The fall Post-War & Contemporary Art season picked up where the spring left off, with continued interest across the sector. The sale season began in October during London’s Frieze week, with 180 lots selling for a combined hammer price of US $102.0 million versus a presale estimate of US $93.8 to US $131.5 million, with 19.6% of the lots going unsold (12.7% by value). It is interesting to observe that bidding was restrained on the highest valued lots, with only a few selling above the top end of the estimate range.
As the season continued, moving to New York in November, the total hammer achieved for the combined 188 lots offered at Christie’s, Sotheby’s and Phillips’ evening sales was US $553.9 million versus a presale estimate of US $489.8 to US $699.5 million, with only 8.5% of the lots bought in (9.1% by value). While an impressive 35.8% of the property sold above its high estimate, many of the highest valued lots failed to live up to the auction houses’ expectations – showing that, as in London, the market is healthy but has become acutely attuned to what a work of art is worth, regardless of the auction house estimate.

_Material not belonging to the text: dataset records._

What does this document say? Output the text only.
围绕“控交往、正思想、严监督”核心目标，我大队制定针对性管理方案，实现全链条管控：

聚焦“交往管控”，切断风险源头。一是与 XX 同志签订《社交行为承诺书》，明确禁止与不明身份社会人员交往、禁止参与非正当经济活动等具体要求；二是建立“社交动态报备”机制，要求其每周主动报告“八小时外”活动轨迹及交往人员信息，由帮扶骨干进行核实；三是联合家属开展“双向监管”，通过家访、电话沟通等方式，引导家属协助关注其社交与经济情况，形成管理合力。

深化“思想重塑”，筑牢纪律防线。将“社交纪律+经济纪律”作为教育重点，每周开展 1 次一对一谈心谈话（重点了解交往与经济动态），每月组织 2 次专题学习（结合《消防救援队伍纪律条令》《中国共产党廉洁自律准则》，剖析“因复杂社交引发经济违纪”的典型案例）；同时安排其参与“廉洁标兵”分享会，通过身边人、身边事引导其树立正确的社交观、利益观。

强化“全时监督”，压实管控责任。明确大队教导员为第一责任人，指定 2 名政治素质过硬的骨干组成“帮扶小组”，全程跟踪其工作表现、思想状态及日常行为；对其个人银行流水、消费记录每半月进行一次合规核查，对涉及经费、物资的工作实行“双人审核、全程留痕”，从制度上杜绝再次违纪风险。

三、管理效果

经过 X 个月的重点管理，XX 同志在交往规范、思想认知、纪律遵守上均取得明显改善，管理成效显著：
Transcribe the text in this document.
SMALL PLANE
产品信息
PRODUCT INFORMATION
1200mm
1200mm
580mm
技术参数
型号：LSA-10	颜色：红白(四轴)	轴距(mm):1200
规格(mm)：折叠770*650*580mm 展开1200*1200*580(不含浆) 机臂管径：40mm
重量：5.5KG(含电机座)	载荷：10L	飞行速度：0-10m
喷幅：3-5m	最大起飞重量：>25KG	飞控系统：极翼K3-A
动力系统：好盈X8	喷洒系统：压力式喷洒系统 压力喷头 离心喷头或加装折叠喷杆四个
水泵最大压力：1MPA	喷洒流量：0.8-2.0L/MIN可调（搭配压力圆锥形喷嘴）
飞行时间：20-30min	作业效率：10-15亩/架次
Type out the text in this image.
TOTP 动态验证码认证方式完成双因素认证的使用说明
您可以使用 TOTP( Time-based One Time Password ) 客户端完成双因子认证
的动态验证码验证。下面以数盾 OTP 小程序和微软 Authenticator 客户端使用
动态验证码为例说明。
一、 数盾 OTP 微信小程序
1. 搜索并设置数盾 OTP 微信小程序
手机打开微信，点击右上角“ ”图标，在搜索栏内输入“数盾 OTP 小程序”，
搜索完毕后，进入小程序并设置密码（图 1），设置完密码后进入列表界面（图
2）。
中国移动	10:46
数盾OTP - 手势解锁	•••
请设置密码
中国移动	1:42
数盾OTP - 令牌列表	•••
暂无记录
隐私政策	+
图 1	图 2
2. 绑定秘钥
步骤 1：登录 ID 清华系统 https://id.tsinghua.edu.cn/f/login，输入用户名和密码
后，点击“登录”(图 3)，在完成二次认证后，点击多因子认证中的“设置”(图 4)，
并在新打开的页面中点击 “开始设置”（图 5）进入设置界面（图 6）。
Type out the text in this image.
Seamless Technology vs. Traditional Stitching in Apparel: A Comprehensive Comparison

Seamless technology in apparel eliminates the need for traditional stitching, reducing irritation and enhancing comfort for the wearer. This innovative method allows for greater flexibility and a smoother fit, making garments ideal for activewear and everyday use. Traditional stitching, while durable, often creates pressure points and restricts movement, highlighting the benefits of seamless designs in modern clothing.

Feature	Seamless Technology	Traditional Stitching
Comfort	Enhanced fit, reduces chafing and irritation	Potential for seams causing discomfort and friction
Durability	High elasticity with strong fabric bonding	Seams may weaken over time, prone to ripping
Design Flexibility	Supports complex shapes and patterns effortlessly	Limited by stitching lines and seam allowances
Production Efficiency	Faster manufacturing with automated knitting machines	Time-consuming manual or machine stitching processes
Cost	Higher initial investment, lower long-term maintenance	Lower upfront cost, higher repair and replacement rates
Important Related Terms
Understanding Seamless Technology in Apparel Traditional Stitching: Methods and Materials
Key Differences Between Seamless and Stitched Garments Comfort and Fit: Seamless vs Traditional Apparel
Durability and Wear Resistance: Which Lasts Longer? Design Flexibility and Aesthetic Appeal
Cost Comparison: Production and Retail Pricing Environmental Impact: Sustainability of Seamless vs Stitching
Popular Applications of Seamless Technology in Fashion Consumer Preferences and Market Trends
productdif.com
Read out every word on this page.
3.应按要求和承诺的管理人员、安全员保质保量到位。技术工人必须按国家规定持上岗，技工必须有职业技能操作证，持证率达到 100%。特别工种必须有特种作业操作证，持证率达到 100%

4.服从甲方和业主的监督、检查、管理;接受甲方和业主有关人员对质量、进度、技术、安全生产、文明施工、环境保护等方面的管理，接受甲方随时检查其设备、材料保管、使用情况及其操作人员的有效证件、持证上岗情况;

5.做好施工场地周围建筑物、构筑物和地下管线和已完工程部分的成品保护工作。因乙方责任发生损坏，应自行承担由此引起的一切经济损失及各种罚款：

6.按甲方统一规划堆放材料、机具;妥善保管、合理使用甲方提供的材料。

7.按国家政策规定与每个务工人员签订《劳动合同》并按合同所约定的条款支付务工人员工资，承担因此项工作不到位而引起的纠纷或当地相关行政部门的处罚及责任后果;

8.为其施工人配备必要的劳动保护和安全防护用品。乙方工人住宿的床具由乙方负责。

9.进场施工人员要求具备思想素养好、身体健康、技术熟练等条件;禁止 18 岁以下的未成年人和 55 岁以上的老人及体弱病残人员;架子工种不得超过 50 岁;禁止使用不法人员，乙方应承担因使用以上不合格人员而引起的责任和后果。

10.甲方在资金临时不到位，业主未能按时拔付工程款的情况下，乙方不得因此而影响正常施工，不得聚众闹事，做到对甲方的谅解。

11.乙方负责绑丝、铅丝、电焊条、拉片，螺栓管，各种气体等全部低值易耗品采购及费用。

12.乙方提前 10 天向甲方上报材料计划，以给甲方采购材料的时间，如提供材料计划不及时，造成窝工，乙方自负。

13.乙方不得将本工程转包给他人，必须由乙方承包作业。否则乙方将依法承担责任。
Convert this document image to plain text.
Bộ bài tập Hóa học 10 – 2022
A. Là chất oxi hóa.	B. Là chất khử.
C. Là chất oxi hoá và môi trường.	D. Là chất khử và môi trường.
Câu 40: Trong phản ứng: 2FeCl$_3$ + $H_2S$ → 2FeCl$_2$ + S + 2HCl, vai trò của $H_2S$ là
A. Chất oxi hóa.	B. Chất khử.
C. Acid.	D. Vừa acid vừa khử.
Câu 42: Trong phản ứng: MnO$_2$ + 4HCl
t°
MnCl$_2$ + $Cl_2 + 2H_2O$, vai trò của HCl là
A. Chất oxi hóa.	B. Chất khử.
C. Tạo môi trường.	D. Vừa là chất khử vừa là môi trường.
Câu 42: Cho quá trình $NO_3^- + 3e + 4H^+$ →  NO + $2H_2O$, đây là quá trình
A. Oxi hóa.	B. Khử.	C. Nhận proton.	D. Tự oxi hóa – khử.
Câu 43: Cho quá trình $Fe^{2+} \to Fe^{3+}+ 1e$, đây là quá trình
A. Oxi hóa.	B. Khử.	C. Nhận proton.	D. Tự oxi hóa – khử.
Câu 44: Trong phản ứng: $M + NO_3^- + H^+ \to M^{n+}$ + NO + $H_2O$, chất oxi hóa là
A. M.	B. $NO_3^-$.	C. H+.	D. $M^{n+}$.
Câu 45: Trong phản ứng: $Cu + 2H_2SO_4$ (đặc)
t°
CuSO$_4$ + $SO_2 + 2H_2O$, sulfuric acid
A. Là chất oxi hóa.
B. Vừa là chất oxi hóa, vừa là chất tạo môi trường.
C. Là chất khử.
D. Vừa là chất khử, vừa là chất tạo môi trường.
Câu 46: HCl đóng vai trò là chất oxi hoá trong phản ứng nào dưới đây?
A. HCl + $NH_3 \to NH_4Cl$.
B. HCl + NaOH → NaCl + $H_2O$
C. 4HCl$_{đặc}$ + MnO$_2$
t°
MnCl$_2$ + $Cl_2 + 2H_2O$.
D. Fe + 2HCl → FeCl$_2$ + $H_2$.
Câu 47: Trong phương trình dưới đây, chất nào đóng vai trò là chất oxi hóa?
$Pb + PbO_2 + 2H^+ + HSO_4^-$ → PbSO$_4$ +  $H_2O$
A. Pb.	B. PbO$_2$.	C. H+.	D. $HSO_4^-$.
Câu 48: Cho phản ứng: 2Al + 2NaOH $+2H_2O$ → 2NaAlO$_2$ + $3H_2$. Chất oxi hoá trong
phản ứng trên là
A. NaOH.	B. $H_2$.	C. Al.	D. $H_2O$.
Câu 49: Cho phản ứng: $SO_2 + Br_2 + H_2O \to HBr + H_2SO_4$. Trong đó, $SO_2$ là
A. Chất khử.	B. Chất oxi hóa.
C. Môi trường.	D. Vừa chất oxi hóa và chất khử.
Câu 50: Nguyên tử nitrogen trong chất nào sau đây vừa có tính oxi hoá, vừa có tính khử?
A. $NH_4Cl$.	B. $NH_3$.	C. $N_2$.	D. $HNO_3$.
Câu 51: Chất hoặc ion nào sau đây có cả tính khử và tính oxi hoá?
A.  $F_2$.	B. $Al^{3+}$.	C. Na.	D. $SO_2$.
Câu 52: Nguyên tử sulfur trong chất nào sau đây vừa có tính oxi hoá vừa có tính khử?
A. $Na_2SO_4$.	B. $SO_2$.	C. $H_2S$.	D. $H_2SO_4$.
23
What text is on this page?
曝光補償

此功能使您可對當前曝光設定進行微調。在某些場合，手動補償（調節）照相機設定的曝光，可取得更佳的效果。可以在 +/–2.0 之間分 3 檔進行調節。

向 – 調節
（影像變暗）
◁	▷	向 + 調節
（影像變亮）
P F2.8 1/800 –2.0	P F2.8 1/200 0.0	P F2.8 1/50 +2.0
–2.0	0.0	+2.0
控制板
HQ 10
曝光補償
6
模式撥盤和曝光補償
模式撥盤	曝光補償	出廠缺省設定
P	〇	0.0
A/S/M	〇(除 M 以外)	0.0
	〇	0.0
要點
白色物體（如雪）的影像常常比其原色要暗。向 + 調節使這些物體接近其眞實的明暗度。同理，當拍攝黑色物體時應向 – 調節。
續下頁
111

Works by Calder, Twombly and Richter continued to sell well, as did the 34 works by pop art superstars Warhol and Lichtenstein. 53 of 54 lots offered by these five artists found buyers. The average of the measurable compound an- nual growth rates (CAGRs) was an impressive 17.1%. As Warhol continues to be a hot commodity, it is also interesting to note that his works achieved seven of the ten highest measurable CAGRs for an average of 26.0%.